The reconfiguration of political order in Africa
Autori
Viac o knihe
This book analyzes the politics of power and survival in ostensibly stateless societies. Taking insurgency-controlled North Kivu Province in the east of the Democratic Republic of Congo as a case study (1998-2003), the book examines where local power and authority are located when formal bureaucratic state institutions are either very weak or presumably non-existent.
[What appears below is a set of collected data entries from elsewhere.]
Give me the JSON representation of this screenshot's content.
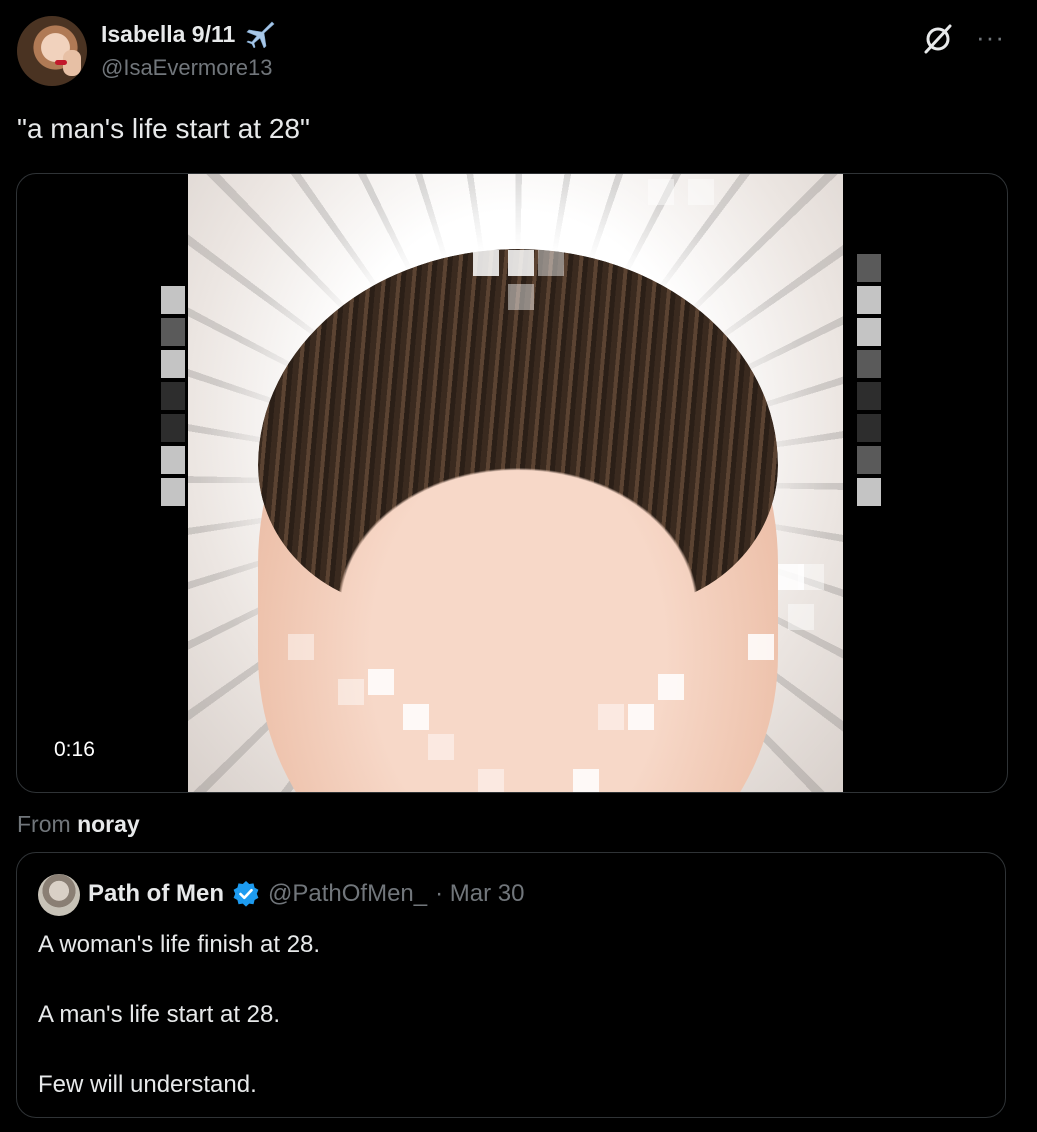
{
  "author": {
    "display_name": "Isabella 9/11",
    "handle": "@IsaEvermore13"
  },
  "icons": {
    "name_emoji": "airplane-icon",
    "grok": "grok-icon",
    "more": "more-icon"
  },
  "tweet": {
    "text": "\"a man's life start at 28\""
  },
  "media": {
    "duration": "0:16"
  },
  "attribution": {
    "prefix": "From",
    "source": "noray"
  },
  "quoted": {
    "display_name": "Path of Men",
    "handle": "@PathOfMen_",
    "date": "· Mar 30",
    "verified_color": "#1d9bf0",
    "lines": [
      "A woman's life finish at 28.",
      "A man's life start at 28.",
      "Few will understand."
    ]
  },
  "colors": {
    "background": "#000000",
    "text_primary": "#e7e9ea",
    "text_secondary": "#71767b",
    "border": "#2f3336"
  },
  "more_glyph": "···"
}
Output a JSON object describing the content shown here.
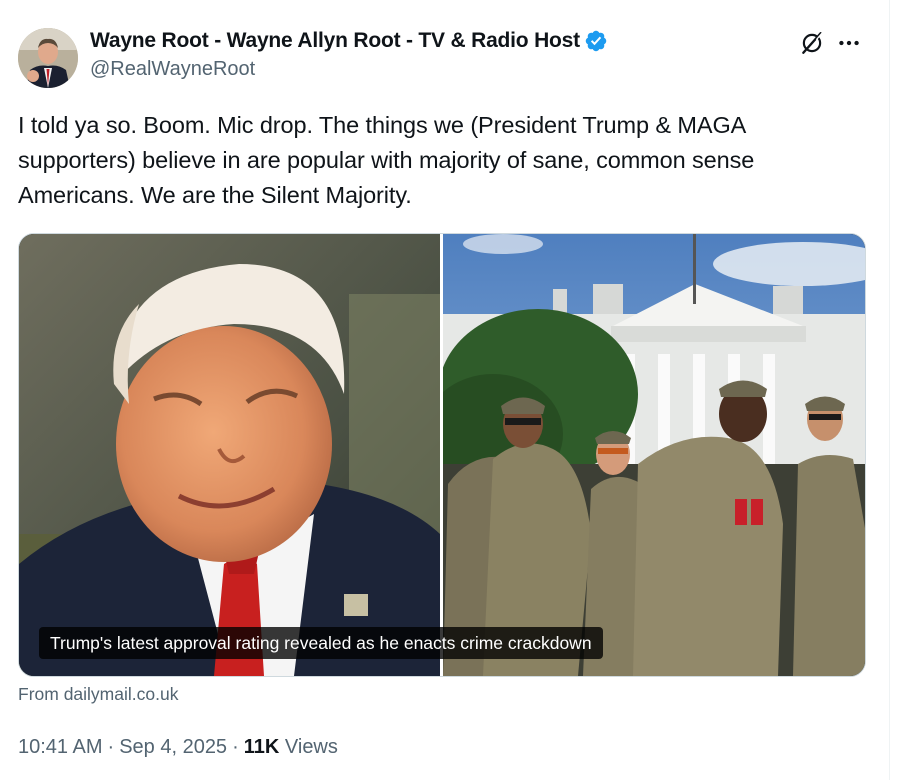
{
  "author": {
    "display_name": "Wayne Root - Wayne Allyn Root - TV & Radio Host",
    "handle": "@RealWayneRoot",
    "verified": true
  },
  "header_icons": [
    "grok-icon",
    "more-icon"
  ],
  "tweet": {
    "text": "I told ya so. Boom. Mic drop. The things we (President Trump & MAGA supporters) believe in are popular with majority of sane, common sense Americans. We are the Silent Majority."
  },
  "link_card": {
    "caption": "Trump's latest approval rating revealed as he enacts crime crackdown",
    "source": "From dailymail.co.uk"
  },
  "meta": {
    "time": "10:41 AM",
    "date": "Sep 4, 2025",
    "views_count": "11K",
    "views_label": "Views",
    "separator": "·"
  },
  "colors": {
    "text_primary": "#0f1419",
    "text_secondary": "#536471",
    "verified_blue": "#1d9bf0",
    "border": "#cfd9de"
  }
}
Based on solid original fieldwork, it analyzes the most important actors operating in North Kivu, notably the rulers of the RCD insurgency movement and social formations such as traditional authorities, civil society groups, churches, local associations and NGOs. The modalities of political rule by the rebels and their interaction with society are at the core of the inquiry in order to analyze the kinds of political order that are being produced on the local level. It is demonstrated that North Kivu’s war-time political order, though extremely destructive, is relatively well-structured to the extent that the rebel rulers dominate the political field and, partly as a result, serve as a point of reference shaping the strategies of groups in society, whether they oppose the new rulers or not. In other words, the relative durability of rebel rule has – by default – ushered in identifiable processes of mutual engagement and accommodation that belie notions of sheer chaos and anarchy in war-torn societies. Moreover, the modes of governance espoused by the rebels bear important similarities to the pre-war Mobutist state as it appeared in Eastern Congo. Although this is not to downplay important reconfigurations, the resilience of time-tested political patterns and the relative lack of institutional innovations should serve as a guard against assuming an overly radical political disjuncture with the past.